Image Blog Methods for Multidimensional Scaling Part 1

November 26, 2018

Methods for Multidimensional Scaling Part 1: Overview

Algorithms & Functions

Multidimensional scaling can be used to uncover the so-called "perceived similarities" between data sets. And, for quantitative data analysts, multidimensional scaling can be applied to data across diverse industries for unique insights.

In part one of our multidimensional scaling blog series, we give an overview of multidimensional scaling, and the methods used for solving multidimensional scaling problems. In part two, we look at a generalized criterion function and end our series with a look at computational optimization in part three. But before we too far ahead of ourselves, what is multidimensional scaling?

What Is Multidimensional Scaling?
Methods for Multidimensional Scaling
Multidimensional Scaling Example
Further Reading

What Is Multidimensional Scaling?

Multidimensional scaling is concerned with models and techniques for locating objects in a multidimensional space based upon distance measurements between the objects.

Data in Multidimensional Scaling

The data in a multidimensional scaling (MDS) problem consists of one or more dissimilarity matrices, where a dissimilarity is a measure of distance between stimuli, and each matrix gives the dissimilarities between the stimuli considered.

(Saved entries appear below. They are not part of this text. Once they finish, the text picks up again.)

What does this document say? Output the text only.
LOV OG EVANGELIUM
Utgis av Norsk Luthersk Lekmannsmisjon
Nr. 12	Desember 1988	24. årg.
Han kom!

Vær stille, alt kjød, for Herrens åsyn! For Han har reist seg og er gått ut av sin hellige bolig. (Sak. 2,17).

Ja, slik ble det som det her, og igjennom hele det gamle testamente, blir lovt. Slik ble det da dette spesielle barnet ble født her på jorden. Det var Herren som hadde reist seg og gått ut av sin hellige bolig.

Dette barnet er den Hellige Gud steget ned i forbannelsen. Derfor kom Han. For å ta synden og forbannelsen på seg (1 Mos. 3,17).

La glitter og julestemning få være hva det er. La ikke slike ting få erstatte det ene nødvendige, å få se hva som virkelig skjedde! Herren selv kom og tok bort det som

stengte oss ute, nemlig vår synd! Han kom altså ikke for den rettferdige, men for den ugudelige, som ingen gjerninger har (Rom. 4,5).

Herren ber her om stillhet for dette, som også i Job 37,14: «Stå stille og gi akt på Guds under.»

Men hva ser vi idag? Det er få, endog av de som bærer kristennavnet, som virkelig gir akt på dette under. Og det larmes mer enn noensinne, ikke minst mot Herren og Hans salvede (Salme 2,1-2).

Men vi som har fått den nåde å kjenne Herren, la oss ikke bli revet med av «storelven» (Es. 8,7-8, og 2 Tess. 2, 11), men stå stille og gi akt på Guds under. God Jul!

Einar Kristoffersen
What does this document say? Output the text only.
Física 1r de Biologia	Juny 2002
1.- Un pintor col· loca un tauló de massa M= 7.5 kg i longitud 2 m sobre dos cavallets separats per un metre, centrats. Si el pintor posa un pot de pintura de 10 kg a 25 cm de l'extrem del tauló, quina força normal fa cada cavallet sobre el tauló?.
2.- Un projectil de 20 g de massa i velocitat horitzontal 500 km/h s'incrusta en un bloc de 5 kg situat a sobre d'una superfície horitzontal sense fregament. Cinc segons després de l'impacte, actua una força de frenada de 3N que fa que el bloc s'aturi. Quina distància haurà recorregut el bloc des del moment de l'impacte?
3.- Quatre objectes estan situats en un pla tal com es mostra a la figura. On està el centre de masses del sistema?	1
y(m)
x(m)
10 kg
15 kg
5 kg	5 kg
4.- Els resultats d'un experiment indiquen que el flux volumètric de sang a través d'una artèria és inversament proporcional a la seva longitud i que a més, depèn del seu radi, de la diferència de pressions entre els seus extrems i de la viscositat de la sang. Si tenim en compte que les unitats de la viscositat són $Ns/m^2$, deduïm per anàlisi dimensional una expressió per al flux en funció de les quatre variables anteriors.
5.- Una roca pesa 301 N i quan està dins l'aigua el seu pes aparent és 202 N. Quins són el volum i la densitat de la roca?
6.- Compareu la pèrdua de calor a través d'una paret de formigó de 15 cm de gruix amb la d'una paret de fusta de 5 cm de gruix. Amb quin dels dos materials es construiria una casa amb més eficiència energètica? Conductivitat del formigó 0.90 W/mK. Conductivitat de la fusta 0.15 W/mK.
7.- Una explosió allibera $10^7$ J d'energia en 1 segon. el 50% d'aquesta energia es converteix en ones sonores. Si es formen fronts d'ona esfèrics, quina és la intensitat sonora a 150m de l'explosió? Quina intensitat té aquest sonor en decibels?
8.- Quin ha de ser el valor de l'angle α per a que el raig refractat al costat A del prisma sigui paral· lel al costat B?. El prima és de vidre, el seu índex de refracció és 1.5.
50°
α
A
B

Methods for Multidimensional Scaling

In the simplest problems, one matrix is used and the dissimilarities are symmetric. An example of such a matrix is the matrix of intercity mileages often found on road maps, where the distance between two cities is the dissimilarity measure. Often, more than one matrix is observed. For example, several different mapmakers' estimations of the distances between cities may be observed. Since each mapmaker may use different methods for measuring distance, different distance matrices will result. Regardless of the number of matrices observed, the MDS problem is to locate the stimuli (cities) in a multidimensional space of known dimension based upon the observed dissimilarities.

1. The Distance Measures

A dissimilarity matrix need not be symmetric. An example of multidimensional scaling data with asymmetric dissimilarity matrices is given in Table 1. The stimuli are seven stores and the observed dissimilarity is the rank of the distance of the column store from the row store. In other words, for each row, the column store with rank 1 is closest to the row store, the column store with rank 2 is second closest, etc. This matrix is clearly not symmetric since the dissimilarity measures $ d_{ij} \ne d_{ji} $. Moreover, because of the method used for data collection, comparison of ranks in row $ i $ with ranks in row $ j $ should not be made.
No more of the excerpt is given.